Gospel developed alongside, and was mutually influenced, by other musical genres which developed from the same generation including ska, blue beat and (later) reggae. While some singers stayed solely within the gospel medium others had a voice, if not quite a foot, in both camps of the spiritual and the profane. The author pays tribute also to those who helped project the music to a wider audience as well as to the performers themselves.
It would not be appropriate to single out individuals for special attention – though such key “names” as the London Community Gospel Choir, Noel Robinson and pioneer Thomas Rutling are given due respect. The content is divided into six theme-led chapters within which the biographies and influence of the main players are set out. As somebody who is mentioned by name, and knew well some of the artistes from the 1960s, I can testify as to the accuracy of what is written.
The presentation is not the least vibrant aspect of this book of some 190 pages – plus a CD. While containing information on all the important personalities and events – with appropriate comment – the story is not over-stuffed with data. The photographs are plentiful, well-produced and, as far as I can ascertain, captioned accurately as well as clearly. The author even gives credit to those who have provided the photographs – which must be some sort of “first” in publishing.
Steve Alexander Smith, himself, is a 47 year-old medical laboratory scientist specialising in microbiology.
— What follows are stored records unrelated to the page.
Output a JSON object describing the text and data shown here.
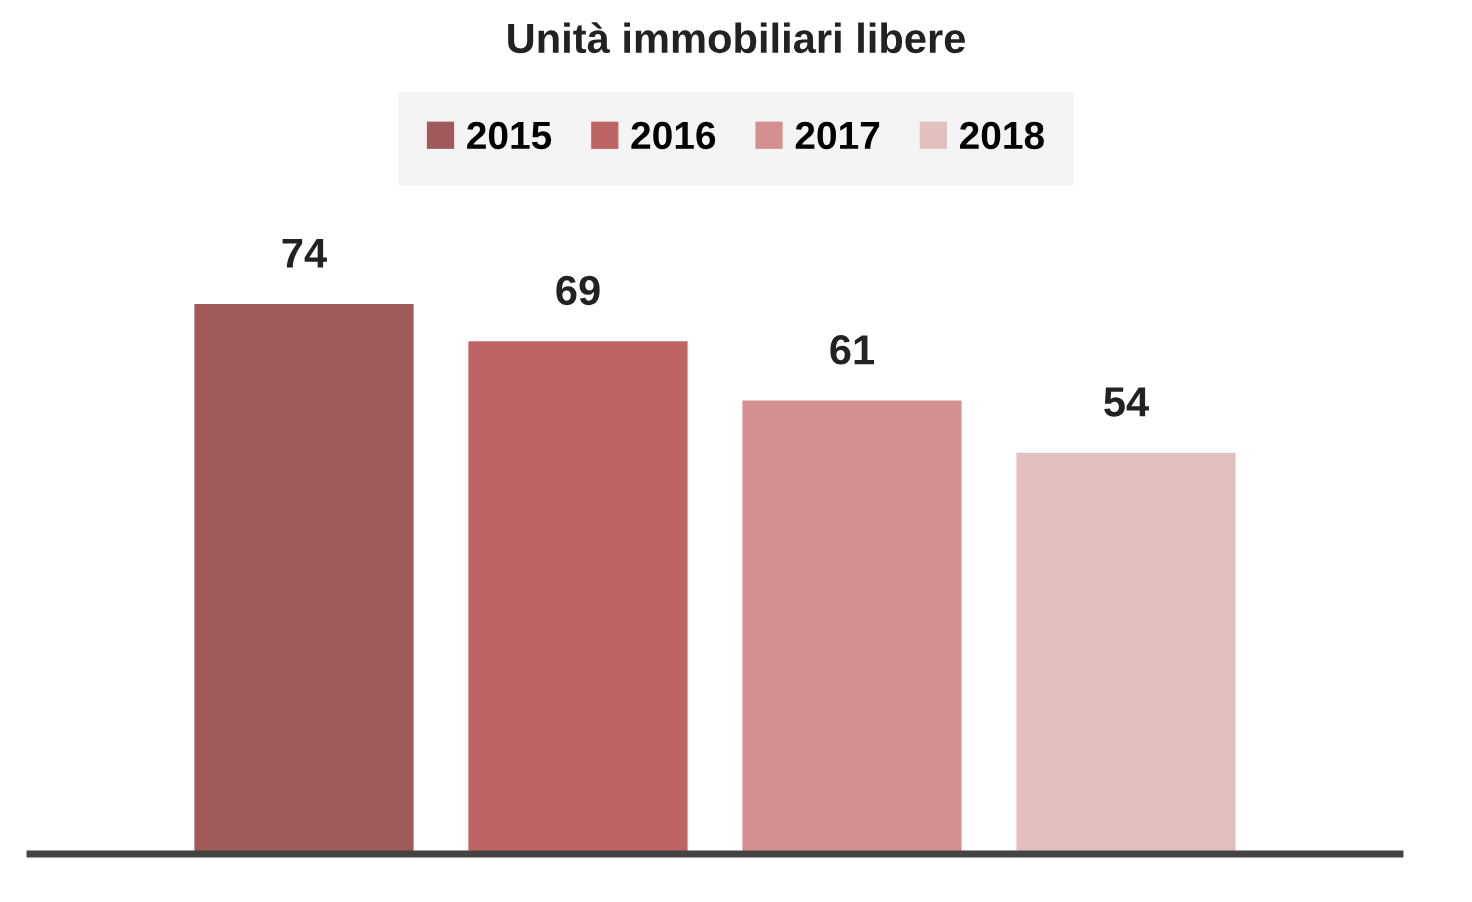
{
  "chart_data": {
    "type": "bar",
    "title": "Unità immobiliari libere",
    "categories": [
      null
    ],
    "series": [
      {
        "name": "2015",
        "color": "#a05a5a",
        "values": [
          74
        ]
      },
      {
        "name": "2016",
        "color": "#be6464",
        "values": [
          69
        ]
      },
      {
        "name": "2017",
        "color": "#d49090",
        "values": [
          61
        ]
      },
      {
        "name": "2018",
        "color": "#e3c0c0",
        "values": [
          54
        ]
      }
    ],
    "data_labels": true,
    "legend": "top",
    "grid": false,
    "tick_labels": false
  }
}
He was born in Huddersfield to parents Bob and Icilda Smith. In his preface he states that “music was an important and integral part of the style of worship in black West Indian churches”, a contention which the story of this book fully bears out. Gospel singer and record company CEO, Noel Robinson reflects in his foreword that “I couldn’t help but feel that I’m standing on the shoulders of some of the greatest movers and shakers of the past generation”.
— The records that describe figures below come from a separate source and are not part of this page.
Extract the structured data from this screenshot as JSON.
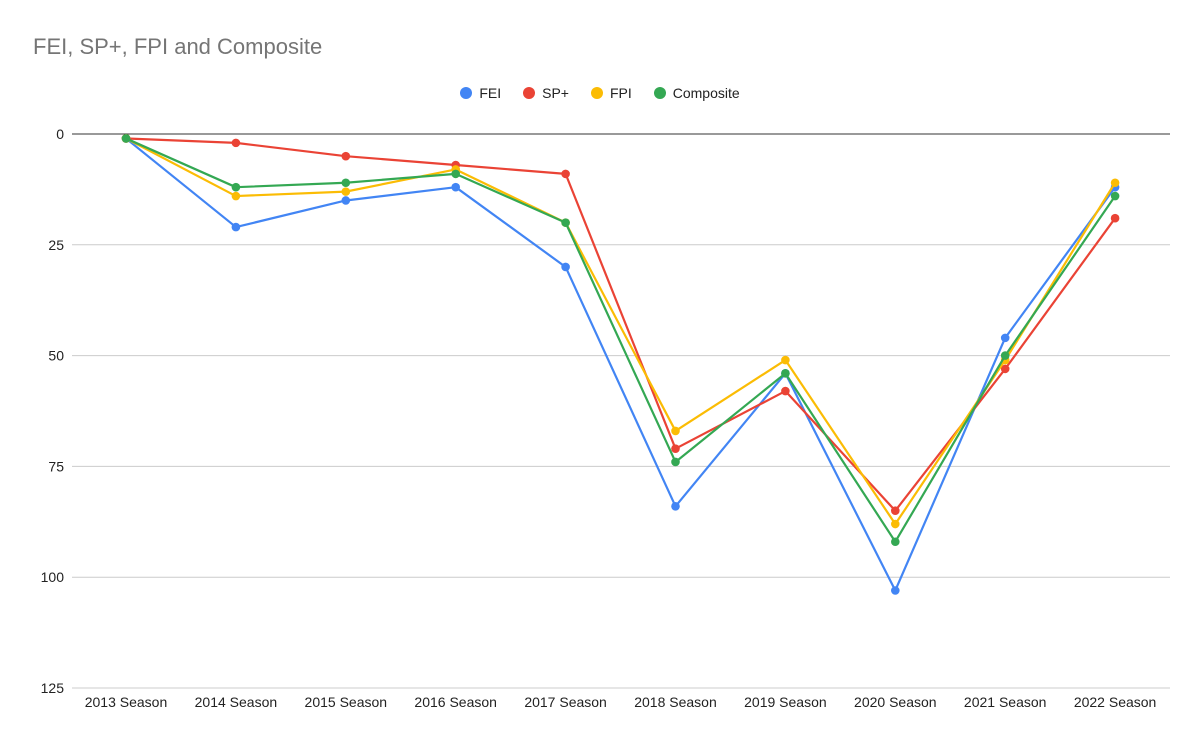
{
  "chart_data": {
    "type": "line",
    "title": "FEI, SP+, FPI and Composite",
    "xlabel": "",
    "ylabel": "",
    "categories": [
      "2013 Season",
      "2014 Season",
      "2015 Season",
      "2016 Season",
      "2017 Season",
      "2018 Season",
      "2019 Season",
      "2020 Season",
      "2021 Season",
      "2022 Season"
    ],
    "ylim": [
      0,
      125
    ],
    "y_reversed": true,
    "yticks": [
      0,
      25,
      50,
      75,
      100,
      125
    ],
    "grid": true,
    "legend": "top",
    "series": [
      {
        "name": "FEI",
        "color": "#4285f4",
        "values": [
          1,
          21,
          15,
          12,
          30,
          84,
          54,
          103,
          46,
          12
        ]
      },
      {
        "name": "SP+",
        "color": "#ea4335",
        "values": [
          1,
          2,
          5,
          7,
          9,
          71,
          58,
          85,
          53,
          19
        ]
      },
      {
        "name": "FPI",
        "color": "#fbbc04",
        "values": [
          1,
          14,
          13,
          8,
          20,
          67,
          51,
          88,
          51,
          11
        ]
      },
      {
        "name": "Composite",
        "color": "#34a853",
        "values": [
          1,
          12,
          11,
          9,
          20,
          74,
          54,
          92,
          50,
          14
        ]
      }
    ]
  }
}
Further information may be obtained from:info@britishblackgospel.com
“Andy Go Joe
and the Broken Bike”
by Charmain Ingleton
illustrated by Severino Ribecca
“Andy Go Joe” is an easy to read story for children just starting out at school. It is told in simple sentences which can be read by children of 6 years-old and upwards and is printed in a version which are easy for little hands to hold. The story tells of an imaginative 10 year-old who gets into a number of crazy adventures with his best friend James. In this adventure they meet up with problems when they are sent to pick up some milk. The story and illustrations reflect a multi-cultural society.
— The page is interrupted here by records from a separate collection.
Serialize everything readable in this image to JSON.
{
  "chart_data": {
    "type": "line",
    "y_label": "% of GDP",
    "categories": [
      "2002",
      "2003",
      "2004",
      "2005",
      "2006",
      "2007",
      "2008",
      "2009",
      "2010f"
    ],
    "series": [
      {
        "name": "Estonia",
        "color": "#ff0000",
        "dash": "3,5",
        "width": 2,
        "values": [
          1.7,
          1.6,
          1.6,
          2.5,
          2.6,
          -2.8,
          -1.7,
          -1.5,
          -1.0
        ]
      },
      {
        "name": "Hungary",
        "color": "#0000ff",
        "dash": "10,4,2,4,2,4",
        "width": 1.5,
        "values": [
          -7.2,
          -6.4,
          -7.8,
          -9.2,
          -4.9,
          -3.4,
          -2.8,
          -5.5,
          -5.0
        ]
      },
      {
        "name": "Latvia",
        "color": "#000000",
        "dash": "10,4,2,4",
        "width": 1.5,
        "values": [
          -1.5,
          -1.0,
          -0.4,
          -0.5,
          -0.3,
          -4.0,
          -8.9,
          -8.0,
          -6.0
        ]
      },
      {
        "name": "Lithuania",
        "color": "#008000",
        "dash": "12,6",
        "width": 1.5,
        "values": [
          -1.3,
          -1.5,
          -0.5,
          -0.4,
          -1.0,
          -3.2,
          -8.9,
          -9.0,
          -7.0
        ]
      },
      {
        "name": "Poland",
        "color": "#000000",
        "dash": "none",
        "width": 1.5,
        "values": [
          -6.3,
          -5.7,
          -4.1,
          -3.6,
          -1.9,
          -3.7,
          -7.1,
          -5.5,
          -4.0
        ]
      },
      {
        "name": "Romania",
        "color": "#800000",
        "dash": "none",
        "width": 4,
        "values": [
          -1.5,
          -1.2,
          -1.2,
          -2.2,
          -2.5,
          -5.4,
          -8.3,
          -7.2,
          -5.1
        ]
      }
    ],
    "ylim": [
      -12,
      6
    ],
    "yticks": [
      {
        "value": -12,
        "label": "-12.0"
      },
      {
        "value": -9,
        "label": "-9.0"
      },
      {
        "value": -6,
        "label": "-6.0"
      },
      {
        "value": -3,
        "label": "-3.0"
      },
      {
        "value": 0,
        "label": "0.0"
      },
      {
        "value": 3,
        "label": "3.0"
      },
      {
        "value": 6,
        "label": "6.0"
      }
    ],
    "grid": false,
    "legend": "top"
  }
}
The author, who began writing poems, stories and plays from an early age, was born in London and grew up in a small terraced house with her parents, grandparents and her brother and sister. Her first book, “People Like Me”, was published in 2009. Five further Andy Go Joe books have been written and awaited publication
Further information can be obtained from the official websites:
www.andygojoe.co.uk
www.andygojoe.com
Whispering Lies
By Cherry-Ann Carew
Our third book is different in that it is an E-book which can be read on line. Therefore there is no need for me to write a review as such but to direct you to the book itself. However I have prepared a review of a novel of over 300 pages which is parked by studied and imaginative characterisation and attention to detail concerning Lavina’s background in the Caribbean and developing relationship in this country. Unfortunately there has been a hitch in affixing in the correct mail address from which you can read Whispering Lies. We expect to have the situation corrected at which time we shall publish my review to go with the book. Than you, and the author, for your patience.